Thoreau’s castles in the air (Walden 201)

I’m going to quote a well-quoted paragraph in which Thoreau sums up much of the content of Walden. Taken by itself — if you’re coming to this page without having read the rest of the book… well, read the paragraph and then I’ll tell you what I have in mind:

“I learned this, at least, by my experiment: that if one advances confidently in the direction of his dreams, and endeavors to live the life which he has imagined, he will meet with a success unexpected in common hours. He will put some things behind, will pass an invisible boundary; new, universal, and more liberal laws will begin to establish themselves around and within him; or the old laws be expanded, and interpreted in his favor in a more liberal sense, and he will live with the license of a higher order of beings. In proportion as he simplifies his life, the laws of the universe will appear less complex, and solitude will not be solitude, nor poverty poverty, nor weakness weakness. If you have built castles in the air, your work need not be lost; that is where they should be. Now put the foundations under them.”

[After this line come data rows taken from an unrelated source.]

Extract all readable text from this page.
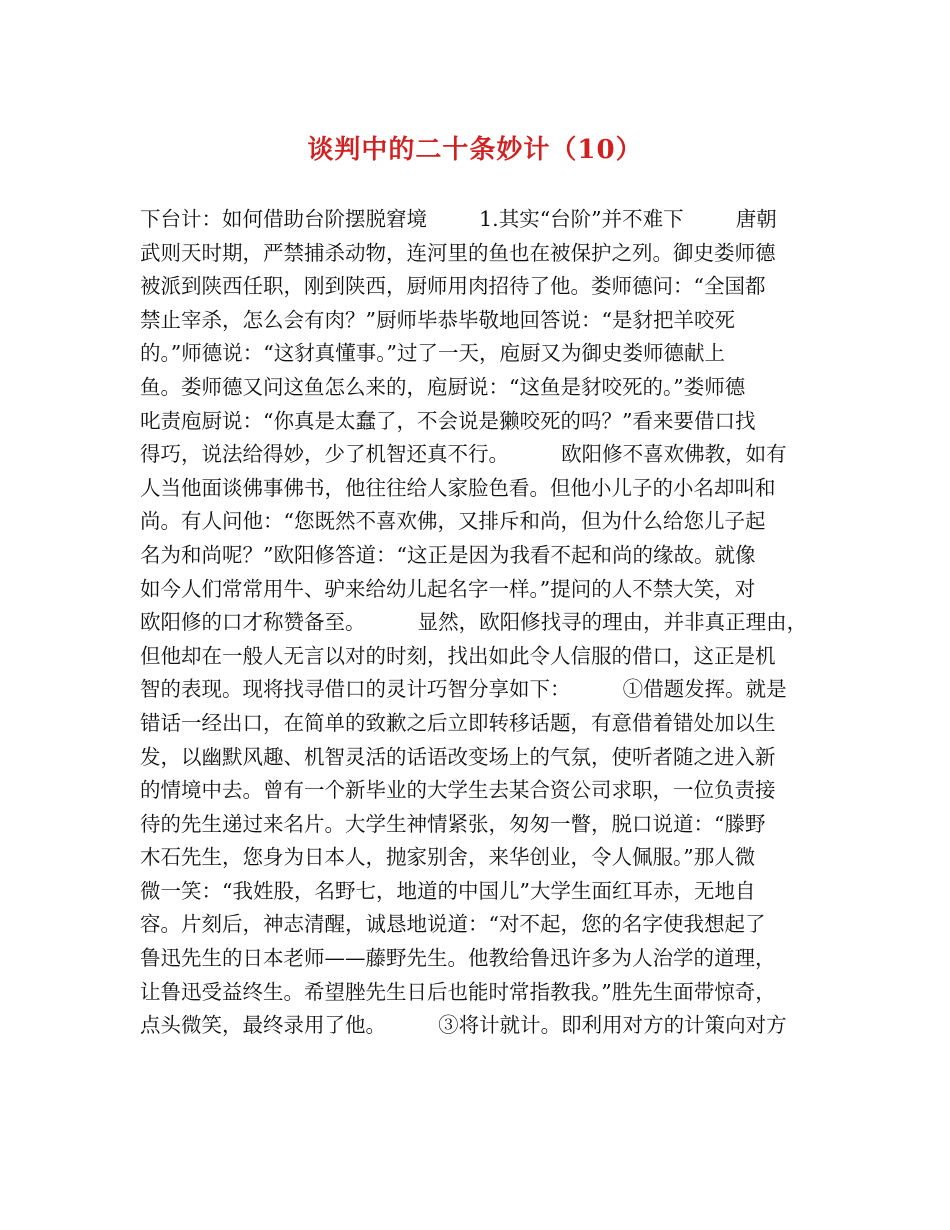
谈判中的二十条妙计（10）
下台计：如何借助台阶摆脱窘境        1.其实“台阶”并不难下        唐朝
武则天时期，严禁捕杀动物，连河里的鱼也在被保护之列。御史娄师德
被派到陕西任职，刚到陕西，厨师用肉招待了他。娄师德问：“全国都
禁止宰杀，怎么会有肉？”厨师毕恭毕敬地回答说：“是豺把羊咬死
的。”师德说：“这豺真懂事。”过了一天，庖厨又为御史娄师德献上
鱼。娄师德又问这鱼怎么来的，庖厨说：“这鱼是豺咬死的。”娄师德
叱责庖厨说：“你真是太蠢了，不会说是獭咬死的吗？”看来要借口找
得巧，说法给得妙，少了机智还真不行。        欧阳修不喜欢佛教，如有
人当他面谈佛事佛书，他往往给人家脸色看。但他小儿子的小名却叫和
尚。有人问他：“您既然不喜欢佛，又排斥和尚，但为什么给您儿子起
名为和尚呢？”欧阳修答道：“这正是因为我看不起和尚的缘故。就像
如今人们常常用牛、驴来给幼儿起名字一样。”提问的人不禁大笑，对
欧阳修的口才称赞备至。        显然，欧阳修找寻的理由，并非真正理由，
但他却在一般人无言以对的时刻，找出如此令人信服的借口，这正是机
智的表现。现将找寻借口的灵计巧智分享如下：        ①借题发挥。就是
错话一经出口，在简单的致歉之后立即转移话题，有意借着错处加以生
发，以幽默风趣、机智灵活的话语改变场上的气氛，使听者随之进入新
的情境中去。曾有一个新毕业的大学生去某合资公司求职，一位负责接
待的先生递过来名片。大学生神情紧张，匆匆一瞥，脱口说道：“滕野
木石先生，您身为日本人，抛家别舍，来华创业，令人佩服。”那人微
微一笑：“我姓股，名野七，地道的中国儿”大学生面红耳赤，无地自
容。片刻后，神志清醒，诚恳地说道：“对不起，您的名字使我想起了
鲁迅先生的日本老师——藤野先生。他教给鲁迅许多为人治学的道理，
让鲁迅受益终生。希望脞先生日后也能时常指教我。”胜先生面带惊奇，
点头微笑，最终录用了他。        ③将计就计。即利用对方的计策向对方
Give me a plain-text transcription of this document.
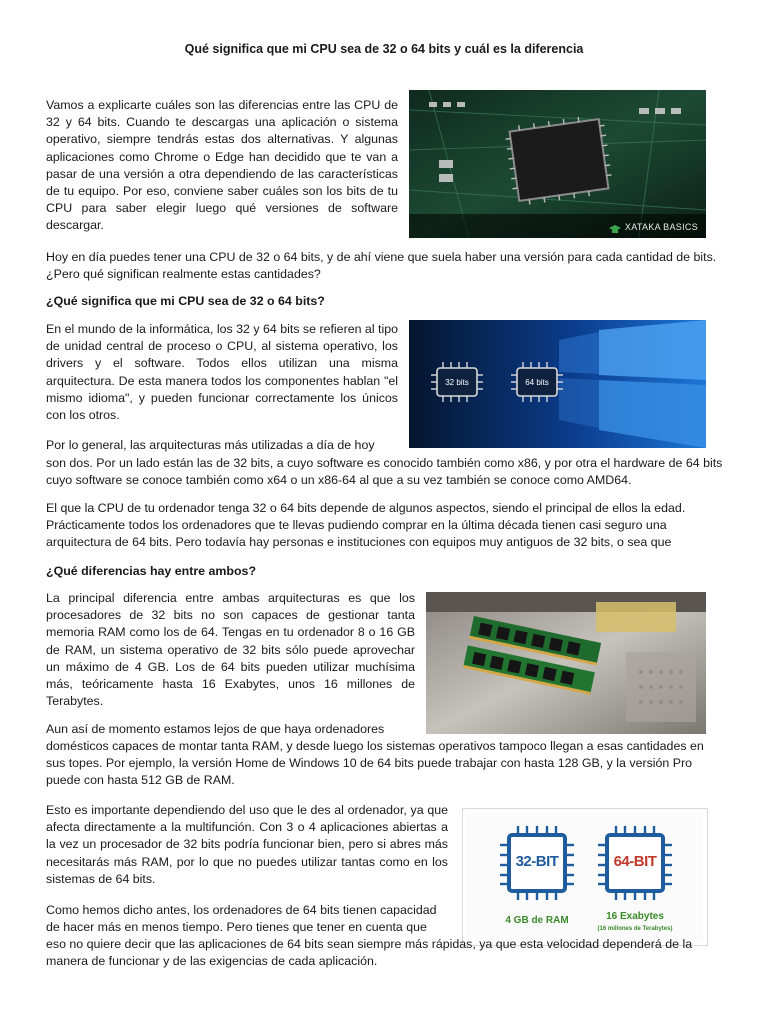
Qué significa que mi CPU sea de 32 o 64 bits y cuál es la diferencia

Vamos a explicarte cuáles son las diferencias entre las CPU de 32 y 64 bits. Cuando te descargas una aplicación o sistema operativo, siempre tendrás estas dos alternativas. Y algunas aplicaciones como Chrome o Edge han decidido que te van a pasar de una versión a otra dependiendo de las características de tu equipo. Por eso, conviene saber cuáles son los bits de tu CPU para saber elegir luego qué versiones de software descargar.	XATAKA BASICS

Hoy en día puedes tener una CPU de 32 o 64 bits, y de ahí viene que suela haber una versión para cada cantidad de bits. ¿Pero qué significan realmente estas cantidades?

¿Qué significa que mi CPU sea de 32 o 64 bits?

En el mundo de la informática, los 32 y 64 bits se refieren al tipo de unidad central de proceso o CPU, al sistema operativo, los drivers y el software. Todos ellos utilizan una misma arquitectura. De esta manera todos los componentes hablan "el mismo idioma", y pueden funcionar correctamente los únicos con los otros.

32 bits	64 bits

Por lo general, las arquitecturas más utilizadas a día de hoy

son dos. Por un lado están las de 32 bits, a cuyo software es conocido también como x86, y por otra el hardware de 64 bits cuyo software se conoce también como x64 o un x86-64 al que a su vez también se conoce como AMD64.

El que la CPU de tu ordenador tenga 32 o 64 bits depende de algunos aspectos, siendo el principal de ellos la edad. Prácticamente todos los ordenadores que te llevas pudiendo comprar en la última década tienen casi seguro una arquitectura de 64 bits. Pero todavía hay personas e instituciones con equipos muy antiguos de 32 bits, o sea que

¿Qué diferencias hay entre ambos?

La principal diferencia entre ambas arquitecturas es que los procesadores de 32 bits no son capaces de gestionar tanta memoria RAM como los de 64. Tengas en tu ordenador 8 o 16 GB de RAM, un sistema operativo de 32 bits sólo puede aprovechar un máximo de 4 GB. Los de 64 bits pueden utilizar muchísima más, teóricamente hasta 16 Exabytes, unos 16 millones de Terabytes.

Aun así de momento estamos lejos de que haya ordenadores

domésticos capaces de montar tanta RAM, y desde luego los sistemas operativos tampoco llegan a esas cantidades en sus topes. Por ejemplo, la versión Home de Windows 10 de 64 bits puede trabajar con hasta 128 GB, y la versión Pro puede con hasta 512 GB de RAM.

Esto es importante dependiendo del uso que le des al ordenador, ya que afecta directamente a la multifunción. Con 3 o 4 aplicaciones abiertas a la vez un procesador de 32 bits podría funcionar bien, pero si abres más necesitarás más RAM, por lo que no puedes utilizar tantas como en los sistemas de 64 bits.

32-BIT	64-BIT
4 GB de RAM	16 Exabytes
(16 millones de Terabytes)

Como hemos dicho antes, los ordenadores de 64 bits tienen capacidad de hacer más en menos tiempo. Pero tienes que tener en cuenta que

eso no quiere decir que las aplicaciones de 64 bits sean siempre más rápidas, ya que esta velocidad dependerá de la manera de funcionar y de las exigencias de cada aplicación.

If you’re reading this quote without context, it starts off sounding like motivational speaker claptrap (at least up to the point where he starts talking about simplifying your life.) Chase your dreams. Follow your heart. Success will be yours. See you at the top!

But if you’ve read this far into the book, you know what kind of dreams and what kind of success he is talking about. And for that kind of success at least, he is indeed a motivational speaker. Throughout this book he’s shown us one way of doing this, a way that was suited to his particular circumstances and temperament. Now he’s done his work. The rest is up to us.